The Welsh Assembly Government (sued as the Welsh Ministers) appealed the decision of HHJ Hickinbottom (sitting as a deputy high court judge), in which he quashed a decision of the Welsh Minister of Sustainability and Rural Development ordering the slaughter of a bullock (Shambo), kept by the Community of the Many Names of God at Skanda Vale Temple, Wales.Footnote 1 The Court of Appeal allowed the appeal.
The community comprised a Hindu sect at the temple complex in rural west Wales, where Shambo was installed as the temple bullock and revered as sacred. The community held as a fundamental tenet of their beliefs the sanctity of all life; thus the slaughter of Shambo would constitute a sacrilegious act and a serious desecration of the temple and its beliefs. In December 2004, Shambo tested inconclusive for bovine tuberculosis (bTB), prompting an exchange of correspondence between the Department for Environment, Food and Rural Affairs and the temple leaders. After several re-tests, Shambo tested positive on 24 April 2007 for the presence of M Bovis bacterium (an infection of bTB but not necessarily the disease, which is detected through post-mortem testing). Pursuant to her discretion under the Animal Health Act 1981 section 32, as applied by Article 4 of the Tuberculosis (Wales) Order, the Minister made arrangements for Shambo's slaughter, which the community sought to challenge on the basis that it infringed the community's right to freedom of religion under Article 9 of the European Convention on Human Rights.

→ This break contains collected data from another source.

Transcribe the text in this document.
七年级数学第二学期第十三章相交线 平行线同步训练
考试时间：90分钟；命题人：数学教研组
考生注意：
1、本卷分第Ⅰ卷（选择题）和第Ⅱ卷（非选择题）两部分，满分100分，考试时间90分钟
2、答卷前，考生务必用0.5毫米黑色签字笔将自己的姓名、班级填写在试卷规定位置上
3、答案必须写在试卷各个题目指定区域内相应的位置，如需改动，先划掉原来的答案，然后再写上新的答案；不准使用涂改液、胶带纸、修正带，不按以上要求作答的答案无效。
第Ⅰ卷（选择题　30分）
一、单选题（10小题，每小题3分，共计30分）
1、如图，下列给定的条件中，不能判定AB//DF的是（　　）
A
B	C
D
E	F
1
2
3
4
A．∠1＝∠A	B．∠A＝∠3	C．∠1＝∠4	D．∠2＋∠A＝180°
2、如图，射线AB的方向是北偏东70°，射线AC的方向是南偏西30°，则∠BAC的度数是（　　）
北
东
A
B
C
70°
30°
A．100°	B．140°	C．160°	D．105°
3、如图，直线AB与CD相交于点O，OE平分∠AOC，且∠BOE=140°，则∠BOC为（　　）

Pill LJ quoted the Government Veterinary Journal for September 2006, which referred to bTB as ‘the most difficult animal health programme we face in Great Britain today’, imparting a comprehensive analysis of the scientific evidence as to the seriousness and negative effects of bTB to cattle health and potential cost, however slight, to human health, which underlined the necessity of the Government's ‘surveillance and slaughter’ policy. Pill LJ categorised the litigation as ‘the clash between the duties of the appellants as an agriculture and health authority and the rights of the members of the community to practise and manifest their religious beliefs and practices’. Thomas LJ, concurring, considered the only real matter in dispute to be the question of proportionality under Article 9.
Applying Lord Bingham of Cornhill's analysis in R (on the application of Begum) v Governors of Denbigh High School [2007] 1 AC 100, at paragraph 30, the Court of Appeal was required to make an objective value judgment assessing the proportionality of the decision, which involved a careful analysis of expert evidence to determine whether interference with the Article 9 right was justifiable under the qualifications to the right: Was the action proscribed by law? What was the legitimate objective? Was the proposed action proportionate in scope and effect to the achievement of that objective? The court considered:
i. The nature of bTB and how the disease spreads;
ii. The increase in incidence of the disease in the UK, and particularly rural south-west Wales, with the probability of this region becoming a bTB hotspot;
iii. The success of the surveillance and slaughter policy elsewhere in the EU;
iv. The importance of agriculture to the local and national economy;
v. The need for post-mortem tests to validate the infection of the disease and the subsequent difficulty in risk assessment for the rest of the herd;
vi. The lack of treatment for bTB; and
vii. The difficulty in providing facilities for bio-hazard-free isolation of infected animals.
Reasons iii, v and vii were forwarded as considerations by the Court of Appeal as to why the alternatives to slaughter, such as isolation, could not be justified. The Court of Appeal considered that the expertise of the Chief Veterinary Officer, as well as that of other official veterinary experts, was to be preferred on the issue of public health. Thomas LJ stated that it was unnecessary for the Minister to research or to spell out in any greater detail the effect on the community's religious beliefs because she had proceeded to make her decision on the assumption that the interference with the community's Article 9 rights would be serious and grave.